Sound TV

History
- Launched: 26 February 2005
- Closed: Autumn 2005
- Former names: The Great British Television Channel (pre-launch)

= Sound TV =

Sound TV was a free-to-air television channel following the tradition of the variety show, which has not been popular in Britain since the 1980s. It aspired to give television exposure to acts (young and old) unable to acquire airtime on other channels.

The managing director of the channel was comedian and folk singer Richard Digance. Chris Tarrant and Mike Osman were executives and associates and Cornish comedian Jethro was a director.

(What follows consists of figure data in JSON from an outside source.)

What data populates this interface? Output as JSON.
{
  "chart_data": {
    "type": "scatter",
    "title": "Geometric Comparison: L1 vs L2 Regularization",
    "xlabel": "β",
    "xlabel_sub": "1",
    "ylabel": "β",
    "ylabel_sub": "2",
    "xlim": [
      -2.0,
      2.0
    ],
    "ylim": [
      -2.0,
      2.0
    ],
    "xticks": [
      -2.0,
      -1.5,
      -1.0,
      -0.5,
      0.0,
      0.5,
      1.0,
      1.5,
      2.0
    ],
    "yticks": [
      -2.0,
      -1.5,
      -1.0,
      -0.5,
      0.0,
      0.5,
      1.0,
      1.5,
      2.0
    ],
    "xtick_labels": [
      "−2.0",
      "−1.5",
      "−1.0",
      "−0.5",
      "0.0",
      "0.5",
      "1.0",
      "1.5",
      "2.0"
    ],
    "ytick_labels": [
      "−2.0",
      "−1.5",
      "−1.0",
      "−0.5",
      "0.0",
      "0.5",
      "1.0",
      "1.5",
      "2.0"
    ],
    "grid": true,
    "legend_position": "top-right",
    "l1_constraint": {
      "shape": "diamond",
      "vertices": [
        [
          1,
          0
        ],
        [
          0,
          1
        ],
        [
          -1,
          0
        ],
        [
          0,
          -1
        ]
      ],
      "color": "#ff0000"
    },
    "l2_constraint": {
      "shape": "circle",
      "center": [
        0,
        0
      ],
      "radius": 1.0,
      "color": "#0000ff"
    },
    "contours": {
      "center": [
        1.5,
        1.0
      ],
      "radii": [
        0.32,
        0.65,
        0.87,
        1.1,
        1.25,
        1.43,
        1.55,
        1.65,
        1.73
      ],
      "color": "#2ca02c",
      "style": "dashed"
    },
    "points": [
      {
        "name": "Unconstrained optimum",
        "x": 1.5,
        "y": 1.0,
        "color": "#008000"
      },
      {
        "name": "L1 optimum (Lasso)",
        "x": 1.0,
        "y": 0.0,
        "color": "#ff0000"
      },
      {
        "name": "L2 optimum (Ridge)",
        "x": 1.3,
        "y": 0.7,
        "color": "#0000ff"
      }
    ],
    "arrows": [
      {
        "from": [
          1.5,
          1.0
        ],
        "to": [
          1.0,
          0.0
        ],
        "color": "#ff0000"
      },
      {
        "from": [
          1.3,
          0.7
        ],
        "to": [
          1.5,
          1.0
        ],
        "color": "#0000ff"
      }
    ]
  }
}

The channel was managed by Information TV, a factual channel which broadcast on the same frequency between midnight and 16:00. Sound TV's launch was delayed several times under its working title of The Great British Television Channel.

==Opening night==

19:00 Mike Osman, Richard Digance and Jethro discussed the vision for the new channel, such as an opportunity to give television exposure and breaks to new talent. Digance commented that they could not financially compete with ITV, and therefore could not afford lavish productions such as Live at Her Majesty's. They contrasted themselves to other television executives: if the turn acts didn't turn up, they said, then they themselves could do the gig.

19:30 Golden Moments

20:00 The New Variety Show — From Jethro's club in Devon

22:00 Inside the Comedy Mind — Alan King meets Robin Williams

23:00 Classic Concert — Johnny Dickinson

==Closure==
Richard Digance resigned from the board of directors in August following creative differences and the station went off air soon after (because of cashflow problems).

Administrators Portland Business Solutions were called in on 3 October 2005. The slot reverted to Information TV.